Apologies if this is a simplistic question. I originally asked this in the Galaxy Biostars channel but there was no answer, so I thought I'd try my luck here.
I am working on a variant calling workflow for paired DNAseq reads, with BWA-MEM as my aligner. To achieve high confidence when aligning to a polyploid genome I would like to generate an un-gapped alignment.
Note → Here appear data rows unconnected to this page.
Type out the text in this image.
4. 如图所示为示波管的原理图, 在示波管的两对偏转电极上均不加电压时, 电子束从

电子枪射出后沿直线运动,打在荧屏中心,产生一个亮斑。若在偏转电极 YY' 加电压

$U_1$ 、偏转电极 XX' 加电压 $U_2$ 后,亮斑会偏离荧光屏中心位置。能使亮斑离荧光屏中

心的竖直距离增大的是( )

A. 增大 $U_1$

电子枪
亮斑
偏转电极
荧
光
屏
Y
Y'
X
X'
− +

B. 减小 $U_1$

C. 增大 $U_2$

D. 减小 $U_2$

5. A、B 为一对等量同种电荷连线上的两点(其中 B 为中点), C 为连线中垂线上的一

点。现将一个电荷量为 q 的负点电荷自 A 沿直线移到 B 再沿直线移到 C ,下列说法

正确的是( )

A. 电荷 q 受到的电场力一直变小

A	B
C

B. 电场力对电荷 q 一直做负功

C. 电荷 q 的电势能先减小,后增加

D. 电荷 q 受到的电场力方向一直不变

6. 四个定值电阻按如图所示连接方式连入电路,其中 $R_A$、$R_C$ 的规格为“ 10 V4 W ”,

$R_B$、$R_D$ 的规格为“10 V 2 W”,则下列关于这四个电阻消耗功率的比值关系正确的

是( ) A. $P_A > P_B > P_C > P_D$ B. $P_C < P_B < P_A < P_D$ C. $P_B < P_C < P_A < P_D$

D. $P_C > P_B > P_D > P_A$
I was just wondering if there are any maximum values for scoring I should adhere to. What's the highest penalty score I can assign to -O? In the bwa manual, there are values in square brackets behind the different parameters. In the case of -O, it says "-O INT Gap open penalty [11]". Does this mean the maximum penalty score I can assign is 11, or does this represent something else?
Hello Macspider,
Thank you for your response. I guess there is no maximum penalty score, so I would probably be safe setting the penalty value to something ridiculously high, like 100, while keeping the default X-dropoff value (-d), so that the seed extension will stop as soon as a gap is encountered because the difference between the best and the current extension score would be too large. I was worried that setting -O too high would somehow affect other scoring options, which doesn't really make sense now that I think of it. It should only affect seed extension, which is what I want.
Another idea, which might be fruitful for you, is to calculate penalties according to the expected mutation rate between the two species that you're mapping (reads and reference) and then filter out the final SAM file according to your needs with a homebrew script and/or with samtools.